NASSCOM President’s Key Messaging at the HR Summit

  • The IT BPM industry has been the mainstay of the Indian economy for over three decades which gives us huge confidence of what this industry can achieve. As Roger Federer said after winning the 19th Grand Slam at Wimbledon – “to aspire, first and foremost, one has to believe in it.”


  • Having weathered many a storm in the past, once more we are experiencing a turbulence, but of a different kind. One more test, but I am confident that the industry will prove itself adequately. There’s a deluge of new ideas & technologies and the HR function has to deal with these multiple forces, unlike what it experienced in the past. More so, their impacts have been compounded by geo-political shifts and economic upheavals.


  • The industry has to unlearn and re-learn once again to create a niche for itself globally, and will have to be ably supported by HR professionals. One is reminded once more – What got us here won’t get us there!


  • The impact of all these changes are rapidly unfolding right in front of our eyes as we march towards our avowed vision – 350 billion USD of industry revenue by 2025. Digital revenue in this, is expected to be around 60% which is approximately four times than what it is at present. Moreover, a significant portion will still remain with traditional, so the balance will have to be maintained over the next 5 – 6 years. This bit is most critical.


  • For the 154 billion USD industry which employs nearly 4 million people, the biggest preparation that is required is about re-skilling. Right now, we are looking at re-skilling 1.5 million people in digital technologies.


  • The need for re-skilling is a pressing one globally and not only restricted to India. The NASSCOM Sector Skill Council, the nodal skilling agency under National Skills Mission has identified 55 new job roles and 155 new skills which will be most relevant in future. While there are many, a special mention of Big Data & Analytics is required. Currently the market size is about 2 billion USD which is expected to grow eight-fold to 16 billion USD by 2025. The demand will be for niche capabilities with a high degree of granularity.  


  • The revenue growth for next fiscal is estimated to be between 7 – 8 %. In the current year, the headcount growth has been approx. 4 – 5 %. For some time now, the de-coupling of revenue and headcount has been evident. It must be emphasized that it isn’t a case of jobless growth at all, as many would like to prophesize. This year, the industry is expected to have a net addition of 130000 – 150000 jobs. Technology has brought about a definitive convergence of industries which is expected to bring in newer opportunities.


  • In a world which is increasingly getting flooded with “fake news” there’s a need for leaders to speak up.
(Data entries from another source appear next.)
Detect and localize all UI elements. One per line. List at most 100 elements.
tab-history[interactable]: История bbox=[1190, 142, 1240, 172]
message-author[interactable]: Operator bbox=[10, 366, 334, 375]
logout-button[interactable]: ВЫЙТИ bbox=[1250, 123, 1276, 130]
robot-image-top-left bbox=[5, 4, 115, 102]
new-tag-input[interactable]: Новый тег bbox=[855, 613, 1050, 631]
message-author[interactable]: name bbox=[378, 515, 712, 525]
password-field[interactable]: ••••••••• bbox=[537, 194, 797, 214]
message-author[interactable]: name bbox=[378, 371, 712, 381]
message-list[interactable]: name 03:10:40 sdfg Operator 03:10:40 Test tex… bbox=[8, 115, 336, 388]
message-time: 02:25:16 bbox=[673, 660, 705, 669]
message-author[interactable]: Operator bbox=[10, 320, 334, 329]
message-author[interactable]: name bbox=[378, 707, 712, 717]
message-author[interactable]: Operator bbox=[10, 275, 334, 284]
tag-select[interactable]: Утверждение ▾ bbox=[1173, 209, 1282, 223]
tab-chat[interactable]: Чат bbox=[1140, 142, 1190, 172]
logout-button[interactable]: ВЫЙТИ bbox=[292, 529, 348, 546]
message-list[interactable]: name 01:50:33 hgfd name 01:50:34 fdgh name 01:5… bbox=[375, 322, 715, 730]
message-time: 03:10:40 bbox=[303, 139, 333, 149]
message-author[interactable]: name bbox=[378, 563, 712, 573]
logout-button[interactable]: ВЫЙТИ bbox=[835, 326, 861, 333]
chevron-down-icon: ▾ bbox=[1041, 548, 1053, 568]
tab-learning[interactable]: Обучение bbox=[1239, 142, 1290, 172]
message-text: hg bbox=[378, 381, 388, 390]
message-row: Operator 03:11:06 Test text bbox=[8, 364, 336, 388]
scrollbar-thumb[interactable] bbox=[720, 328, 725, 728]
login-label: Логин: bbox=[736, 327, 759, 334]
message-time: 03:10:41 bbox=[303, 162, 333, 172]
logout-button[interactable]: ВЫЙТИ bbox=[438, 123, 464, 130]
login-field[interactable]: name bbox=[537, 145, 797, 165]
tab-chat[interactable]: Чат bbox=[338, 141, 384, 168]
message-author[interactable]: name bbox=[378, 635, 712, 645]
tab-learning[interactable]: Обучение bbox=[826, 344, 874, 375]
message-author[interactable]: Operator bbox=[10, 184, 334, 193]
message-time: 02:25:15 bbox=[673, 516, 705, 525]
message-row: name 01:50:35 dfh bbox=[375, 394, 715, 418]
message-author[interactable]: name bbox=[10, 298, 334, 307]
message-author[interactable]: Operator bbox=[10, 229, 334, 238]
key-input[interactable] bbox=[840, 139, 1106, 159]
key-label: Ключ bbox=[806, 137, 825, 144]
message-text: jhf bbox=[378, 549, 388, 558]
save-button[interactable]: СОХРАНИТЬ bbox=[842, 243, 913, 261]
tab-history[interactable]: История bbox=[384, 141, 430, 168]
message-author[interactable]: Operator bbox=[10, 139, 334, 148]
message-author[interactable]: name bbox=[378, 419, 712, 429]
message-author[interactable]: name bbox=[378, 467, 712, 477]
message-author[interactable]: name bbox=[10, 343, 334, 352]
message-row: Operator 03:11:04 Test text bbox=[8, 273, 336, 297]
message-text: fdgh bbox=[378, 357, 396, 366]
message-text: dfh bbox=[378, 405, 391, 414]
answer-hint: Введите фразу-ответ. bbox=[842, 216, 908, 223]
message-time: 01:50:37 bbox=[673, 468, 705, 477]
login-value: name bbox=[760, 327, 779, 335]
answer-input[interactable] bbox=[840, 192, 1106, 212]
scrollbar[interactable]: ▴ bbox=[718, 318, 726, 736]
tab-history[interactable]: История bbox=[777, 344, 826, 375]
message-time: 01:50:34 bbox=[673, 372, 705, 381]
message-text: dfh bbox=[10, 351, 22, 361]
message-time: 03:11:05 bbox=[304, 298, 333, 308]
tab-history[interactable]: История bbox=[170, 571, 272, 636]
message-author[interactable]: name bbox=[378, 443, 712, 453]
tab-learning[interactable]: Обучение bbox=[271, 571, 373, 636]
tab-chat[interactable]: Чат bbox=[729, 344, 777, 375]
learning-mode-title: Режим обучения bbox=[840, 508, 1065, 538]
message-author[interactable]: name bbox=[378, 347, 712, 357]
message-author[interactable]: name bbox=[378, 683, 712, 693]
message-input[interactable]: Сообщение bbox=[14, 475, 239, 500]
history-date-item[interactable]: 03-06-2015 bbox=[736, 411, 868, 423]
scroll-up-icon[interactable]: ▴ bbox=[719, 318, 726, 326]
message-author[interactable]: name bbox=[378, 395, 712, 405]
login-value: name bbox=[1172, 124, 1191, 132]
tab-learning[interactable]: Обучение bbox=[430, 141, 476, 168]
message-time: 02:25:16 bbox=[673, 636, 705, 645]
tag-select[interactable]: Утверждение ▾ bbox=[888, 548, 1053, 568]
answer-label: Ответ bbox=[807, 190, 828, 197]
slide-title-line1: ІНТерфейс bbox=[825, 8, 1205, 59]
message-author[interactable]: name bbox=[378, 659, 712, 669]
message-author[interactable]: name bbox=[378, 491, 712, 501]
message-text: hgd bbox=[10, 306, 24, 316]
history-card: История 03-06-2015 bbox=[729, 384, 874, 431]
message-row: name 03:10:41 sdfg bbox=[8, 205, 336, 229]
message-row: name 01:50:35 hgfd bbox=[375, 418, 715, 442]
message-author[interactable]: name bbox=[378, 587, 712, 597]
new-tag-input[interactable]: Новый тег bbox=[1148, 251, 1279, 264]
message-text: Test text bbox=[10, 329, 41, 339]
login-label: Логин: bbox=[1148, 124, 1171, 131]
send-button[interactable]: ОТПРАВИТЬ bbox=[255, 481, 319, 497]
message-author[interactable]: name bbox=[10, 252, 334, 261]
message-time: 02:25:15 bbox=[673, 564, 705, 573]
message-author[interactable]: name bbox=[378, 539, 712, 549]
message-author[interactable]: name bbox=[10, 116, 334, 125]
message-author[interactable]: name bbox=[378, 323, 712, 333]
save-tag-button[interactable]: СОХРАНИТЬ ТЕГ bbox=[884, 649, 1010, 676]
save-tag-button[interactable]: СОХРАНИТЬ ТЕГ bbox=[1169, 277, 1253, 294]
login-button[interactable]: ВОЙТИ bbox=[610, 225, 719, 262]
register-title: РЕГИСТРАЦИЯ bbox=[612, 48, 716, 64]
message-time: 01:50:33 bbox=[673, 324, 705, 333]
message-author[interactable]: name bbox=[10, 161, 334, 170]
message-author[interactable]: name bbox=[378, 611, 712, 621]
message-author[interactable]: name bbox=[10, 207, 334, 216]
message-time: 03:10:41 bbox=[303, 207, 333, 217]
A structured approach is required though the industry is already a pioneer in “Compassionate Capitalism.”


  • The presence of millennials is huge and growing by the day. The young people in organisations today want to be treated like “consumers” and be provided an experience. A far cry from just being “employees.”


  • There’s another axis shift as well. Only about 25% of Fortune 500 companies are in emerging markets today, including India. By 2025, this number will be as high as 50%. What would be the experience of South Asian companies in India for instance? Would it be any different from American and European companies?   


  • Finally, when the company is on a high growth stage, CEOs will have to re-define measuring metrics so as to stay connected with the expanded workforce. In a war for talent, HR leaders will be the “Culture Ambassadors” who will have to enable automation across functions, with a high degree of transparency.